Multihomed servers are only supported when libpaf is running linked to XCM v1.9.0 (or later). For older XCM versions, only the first (i.e., most preferred) IP address will be considered.

Service TTL

A service published using libpaf has a time-to-live (TTL) of 30 s. This default may be changed by setting the PAF_TTL environment variable, before the paf_publish() call.

The paf_set_ttl() function may be used to update the TTL for a specific service.

For a description of how service TTLs work in Pathfinder, please refer to the Pathfinder protocol specification.

Tracing

libpaf comes with built-in support for tracing. The library supports writing traces to stderr in human-readable format, or direct them to LTTng. The former is always available, and the latter is available if the library is built with LTTng support.
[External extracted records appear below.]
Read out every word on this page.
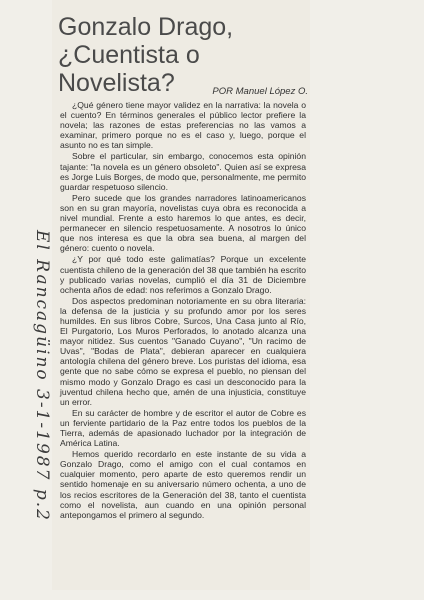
Gonzalo Drago,
¿Cuentista o
Novelista?	POR Manuel López O.

¿Qué género tiene mayor validez en la narrativa: la novela o el cuento? En términos generales el público lector prefiere la novela; las razones de estas preferencias no las vamos a examinar, primero porque no es el caso y, luego, porque el asunto no es tan simple.

Sobre el particular, sin embargo, conocemos esta opinión tajante: "la novela es un género obsoleto". Quien así se expresa es Jorge Luis Borges, de modo que, personalmente, me permito guardar respetuoso silencio.

Pero sucede que los grandes narradores latinoamericanos son en su gran mayoría, novelistas cuya obra es reconocida a nivel mundial. Frente a esto haremos lo que antes, es decir, permanecer en silencio respetuosamente. A nosotros lo único que nos interesa es que la obra sea buena, al margen del género: cuento o novela.

¿Y por qué todo este galimatías? Porque un excelente cuentista chileno de la generación del 38 que también ha escrito y publicado varias novelas, cumplió el día 31 de Diciembre ochenta años de edad: nos referimos a Gonzalo Drago.

Dos aspectos predominan notoriamente en su obra literaria: la defensa de la justicia y su profundo amor por los seres humildes. En sus libros Cobre, Surcos, Una Casa junto al Río, El Purgatorio, Los Muros Perforados, lo anotado alcanza una mayor nitidez. Sus cuentos "Ganado Cuyano", "Un racimo de Uvas", "Bodas de Plata", debieran aparecer en cualquiera antología chilena del género breve. Los puristas del idioma, esa gente que no sabe cómo se expresa el pueblo, no piensan del mismo modo y Gonzalo Drago es casi un desconocido para la juventud chilena hecho que, amén de una injusticia, constituye un error.

En su carácter de hombre y de escritor el autor de Cobre es un ferviente partidario de la Paz entre todos los pueblos de la Tierra, además de apasionado luchador por la integración de América Latina.

Hemos querido recordarlo en este instante de su vida a Gonzalo Drago, como el amigo con el cual contamos en cualquier momento, pero aparte de esto queremos rendir un sentido homenaje en su aniversario número ochenta, a uno de los recios escritores de la Generación del 38, tanto el cuentista como el novelista, aun cuando en una opinión personal antepongamos el primero al segundo.

El Rancagüino 3-1-1987 p.2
To enable stderr-type tracing, set the PAF_DEBUG environment variable to "1", before starting the application.

To enabled LTTng tracing, enable the relevant libpaf LTTng tracepoints.

Multi-thread Safety

All API calls are multi-thread (MT) safe when called on different context (for paf.h API calls) or service properties (for paf_props.h API calls). Thus, one thread may safely call paf_publish(), while another thread calls the same (or a different) paf_*() function, but on another context.

No API calls are MT safe when called on the same context or service properties. For that to work, external synchronization (e.g., a mutex lock) is required.